Technical specifications
- Chassis: Tube frame
- Wheelbase: 2,400 mm (94 in)
- Engine: AvtoVAZ 1,294 cc (79.0 cu in) straight-four engine
- Transmission: TARK 5-speed + 1 reverse
- Power: 85 hp (63 kW) @ 7,000 rpm 81 pound-feet (110 N⋅m) @ 3,400 rpm
- Weight: 435 kg (959 lb) including driver
- Fuel: Petrol

Competition history
| Wins | Podiums | Poles | Titles |
| 3 | 8 | 1 | 1 |

= Estonia 21 =

Cup of Peace and Friendship series race car

Estonia 21 is a racing car designed by Raul Sarap and built by Tallinna Autode Remondi Katsetehas. This was one of the most successful Estonia formula car.
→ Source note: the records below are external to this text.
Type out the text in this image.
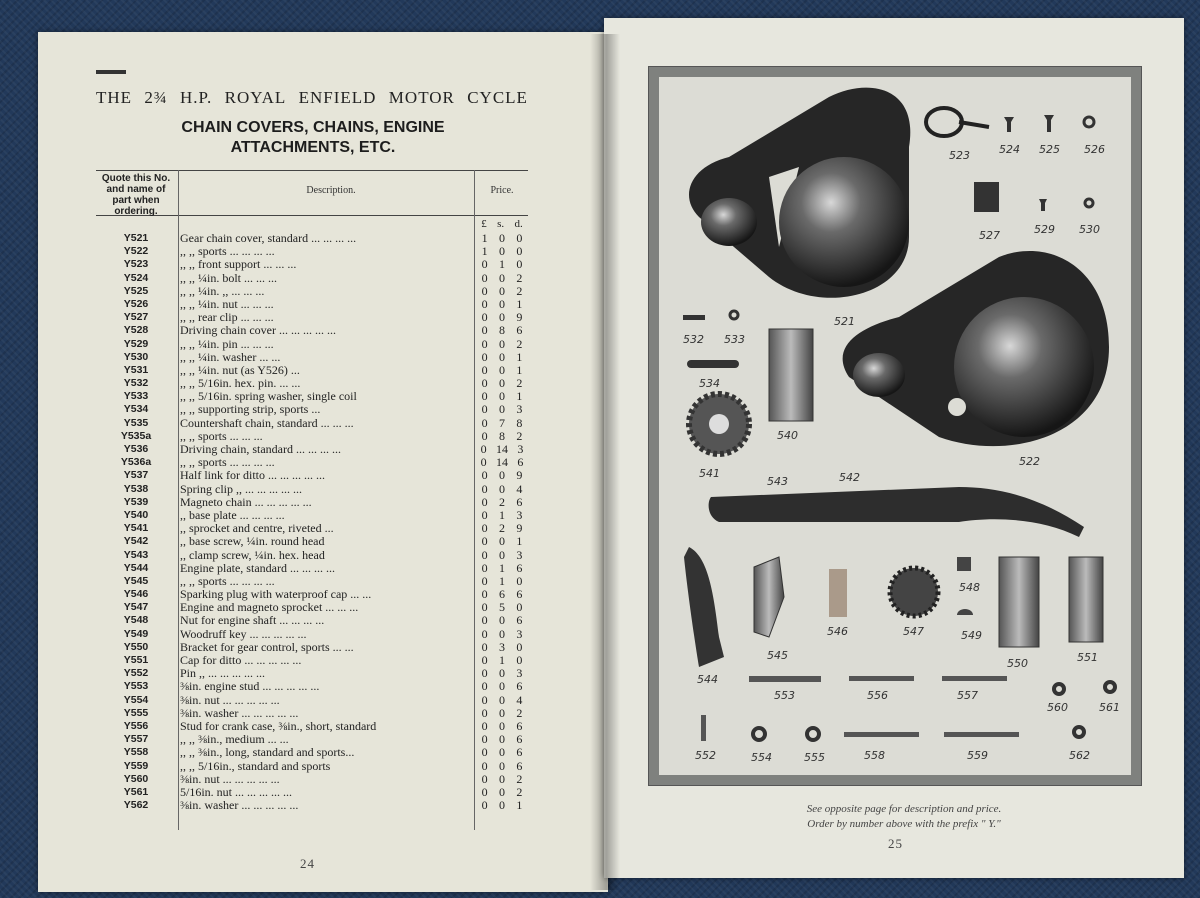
THE 2¾ H.P. ROYAL ENFIELD MOTOR CYCLE
CHAIN COVERS, CHAINS, ENGINE
ATTACHMENTS, ETC.
Quote this No.
and name of
part when
ordering.
Description.	Price.
£ s. d.
Y521	Gear chain cover, standard ... ... ... ...	1 0 0
Y522	,, ,, sports ... ... ... ...	1 0 0
Y523	,, ,, front support ... ... ...	0 1 0
Y524	,, ,, ¼in. bolt ... ... ...	0 0 2
Y525	,, ,, ¼in. ,, ... ... ...	0 0 2
Y526	,, ,, ¼in. nut ... ... ...	0 0 1
Y527	,, ,, rear clip ... ... ...	0 0 9
Y528	Driving chain cover ... ... ... ... ...	0 8 6
Y529	,, ,, ¼in. pin ... ... ...	0 0 2
Y530	,, ,, ¼in. washer ... ...	0 0 1
Y531	,, ,, ¼in. nut (as Y526) ...	0 0 1
Y532	,, ,, 5/16in. hex. pin. ... ...	0 0 2
Y533	,, ,, 5/16in. spring washer, single coil	0 0 1
Y534	,, ,, supporting strip, sports ...	0 0 3
Y535	Countershaft chain, standard ... ... ...	0 7 8
Y535a	,, ,, sports ... ... ...	0 8 2
Y536	Driving chain, standard ... ... ... ...	0 14 3
Y536a	,, ,, sports ... ... ... ...	0 14 6
Y537	Half link for ditto ... ... ... ... ...	0 0 9
Y538	Spring clip ,, ... ... ... ... ...	0 0 4
Y539	Magneto chain ... ... ... ... ...	0 2 6
Y540	,, base plate ... ... ... ...	0 1 3
Y541	,, sprocket and centre, riveted ...	0 2 9
Y542	,, base screw, ¼in. round head	0 0 1
Y543	,, clamp screw, ¼in. hex. head	0 0 3
Y544	Engine plate, standard ... ... ... ...	0 1 6
Y545	,, ,, sports ... ... ... ...	0 1 0
Y546	Sparking plug with waterproof cap ... ...	0 6 6
Y547	Engine and magneto sprocket ... ... ...	0 5 0
Y548	Nut for engine shaft ... ... ... ...	0 0 6
Y549	Woodruff key ... ... ... ... ...	0 0 3
Y550	Bracket for gear control, sports ... ...	0 3 0
Y551	Cap for ditto ... ... ... ... ...	0 1 0
Y552	Pin ,, ... ... ... ... ...	0 0 3
Y553	⅜in. engine stud ... ... ... ... ...	0 0 6
Y554	⅜in. nut ... ... ... ... ...	0 0 4
Y555	⅜in. washer ... ... ... ... ...	0 0 2
Y556	Stud for crank case, ⅜in., short, standard	0 0 6
Y557	,, ,, ⅜in., medium ... ...	0 0 6
Y558	,, ,, ⅜in., long, standard and sports...	0 0 6
Y559	,, ,, 5/16in., standard and sports	0 0 6
Y560	⅜in. nut ... ... ... ... ...	0 0 2
Y561	5/16in. nut ... ... ... ... ...	0 0 2
Y562	⅜in. washer ... ... ... ... ...	0 0 1
24
521
522
523	524 525 526
527	529 530
532 533
534
540
541	542
543
544
545
546	547
548
549
550	551
552
553
554	555
556	557
558	559
560	561
562
See opposite page for description and price.
Order by number above with the prefix " Y."
25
The car was inspired by the Lotus 81 and it used ground effect. It was produced in 1981–1991 (since 1985 versions 21-M). The VAZ 2105 engine powered it with a capacity of 1294 cm^{3}. It reached a maximum power of about 85 hp [3] (up to 110 hp in newer versions), which allowed the vehicle to accelerate to 210 km/h. The whole car weighed 435 kg. There were four prototypes built and all in all 295 Estonia 21-M cars.

This car was used in Cup of Peace and Friendship, Soviet Formula 2 and in Soviet Formula 3 series.